Ganadería: el Gobierno reactivó un beneficio fiscal para aliviar la carga impositiva del sector


La presión tributaria volvió a dominar las discusiones en las principales reuniones del agro, con noticias para la ganadería. Tanto en Jonagro como en A Todo Trigo, productores y dirigentes insistieron con la necesidad de avanzar hacia una reforma impositiva más amplia que reduzca el peso fiscal sobre la producción. Las entidades rurales sostienen que la competitividad del sector continúa afectada por una estructura tributaria elevada, incluso más allá de las retenciones.
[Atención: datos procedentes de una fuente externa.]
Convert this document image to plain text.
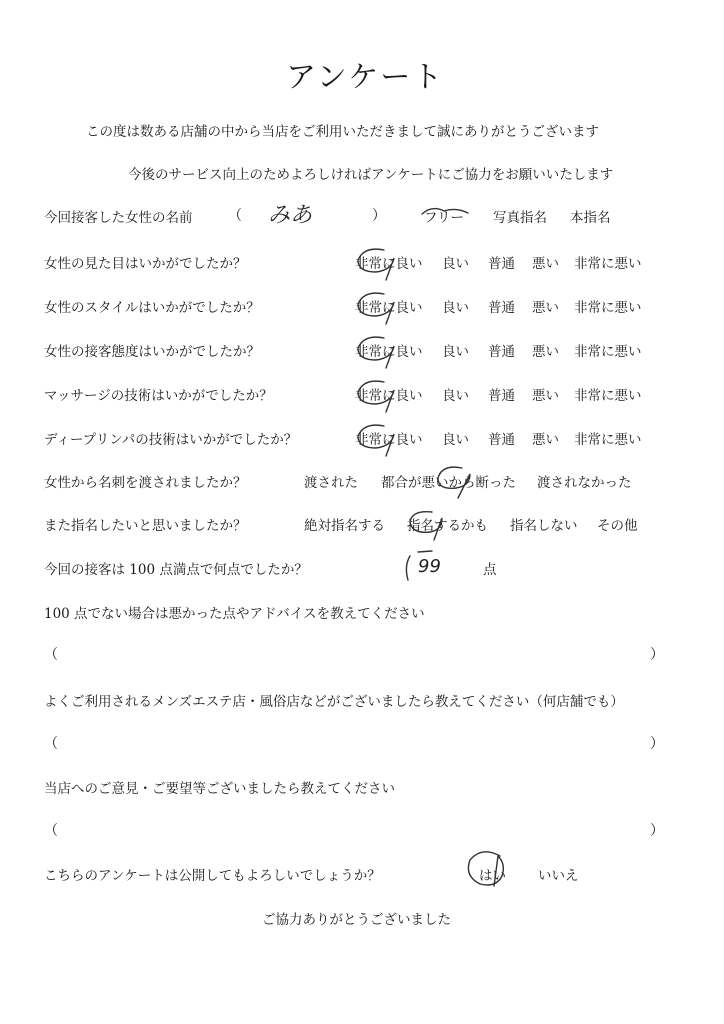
アンケート
この度は数ある店舗の中から当店をご利用いただきまして誠にありがとうございます
今後のサービス向上のためよろしければアンケートにご協力をお願いいたします
今回接客した女性の名前	（ みあ	）	フリー 写真指名 本指名
女性の見た目はいかがでしたか？	非常に良い 良い 普通 悪い 非常に悪い
女性のスタイルはいかがでしたか？	非常に良い 良い 普通 悪い 非常に悪い
女性の接客態度はいかがでしたか？	非常に良い 良い 普通 悪い 非常に悪い
マッサージの技術はいかがでしたか？	非常に良い 良い 普通 悪い 非常に悪い
ディープリンパの技術はいかがでしたか？	非常に良い 良い 普通 悪い 非常に悪い
女性から名刺を渡されましたか？	渡された 都合が悪いから断った 渡されなかった
また指名したいと思いましたか？	絶対指名する 指名するかも 指名しない その他
今回の接客は 100 点満点で何点でしたか？	99	点
100 点でない場合は悪かった点やアドバイスを教えてください
（	）
よくご利用されるメンズエステ店・風俗店などがございましたら教えてください（何店舗でも）
（	）
当店へのご意見・ご要望等ございましたら教えてください
（	）
こちらのアンケートは公開してもよろしいでしょうか？	はい いいえ
ご協力ありがとうございました
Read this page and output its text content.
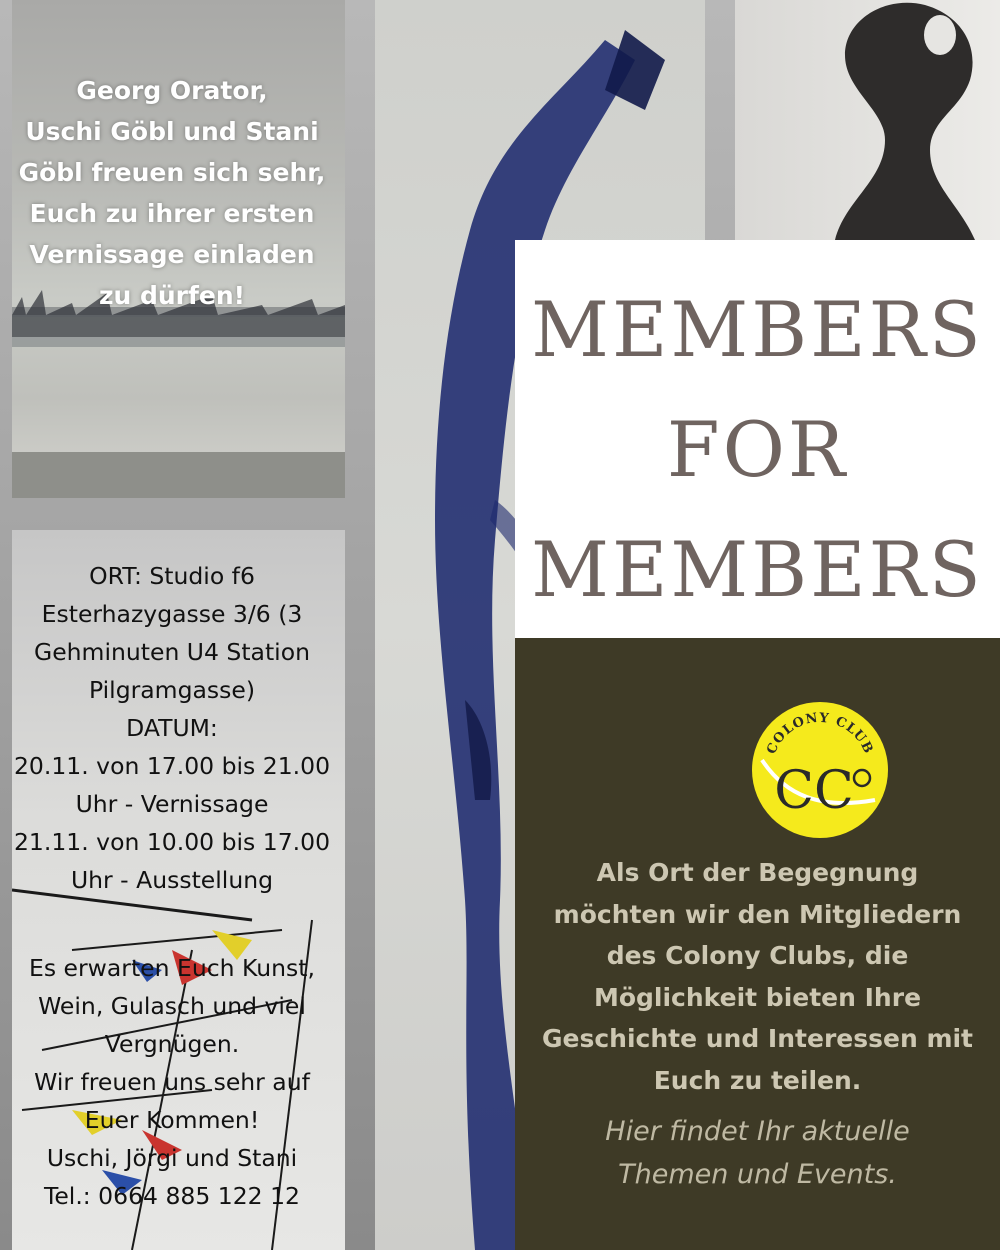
MEMBERS
FOR
MEMBERS
COLONY CLUB
CC
Georg Orator,
Uschi Göbl und Stani
Göbl freuen sich sehr,
Euch zu ihrer ersten
Vernissage einladen
zu dürfen!
ORT: Studio f6
Esterhazygasse 3/6 (3
Gehminuten U4 Station
Pilgramgasse)
DATUM:
20.11. von 17.00 bis 21.00
Uhr - Vernissage
21.11. von 10.00 bis 17.00
Uhr - Ausstellung
Es erwarten Euch Kunst,
Wein, Gulasch und viel
Vergnügen.
Wir freuen uns sehr auf
Euer Kommen!
Uschi, Jörgi und Stani
Tel.: 0664 885 122 12
Als Ort der Begegnung
möchten wir den Mitgliedern
des Colony Clubs, die
Möglichkeit bieten Ihre
Geschichte und Interessen mit
Euch zu teilen.
Hier findet Ihr aktuelle
Themen und Events.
En ese contexto, el Gobierno nacional busca mostrar algunas señales hacia la actividad agropecuaria. El Ministerio de Economía incluyó dentro de la reciente Ley de Modernización Laboral 27.802 una serie de incentivos fiscales destinados a distintos sectores productivos. La iniciativa había sido anticipada por Javier Milei durante la Exposición Rural de 2024, aunque recién pudo plasmarse este año con la aprobación de la norma.

Uno de los puntos que más interés despertó en la ganadería es el regreso de un mecanismo de diferimiento impositivo para establecimientos de invernada y engorde. La medida busca reducir el impacto del Impuesto a las Ganancias sobre el stock de hacienda, una problemática que desde hace años generaba cuestionamientos dentro del sector.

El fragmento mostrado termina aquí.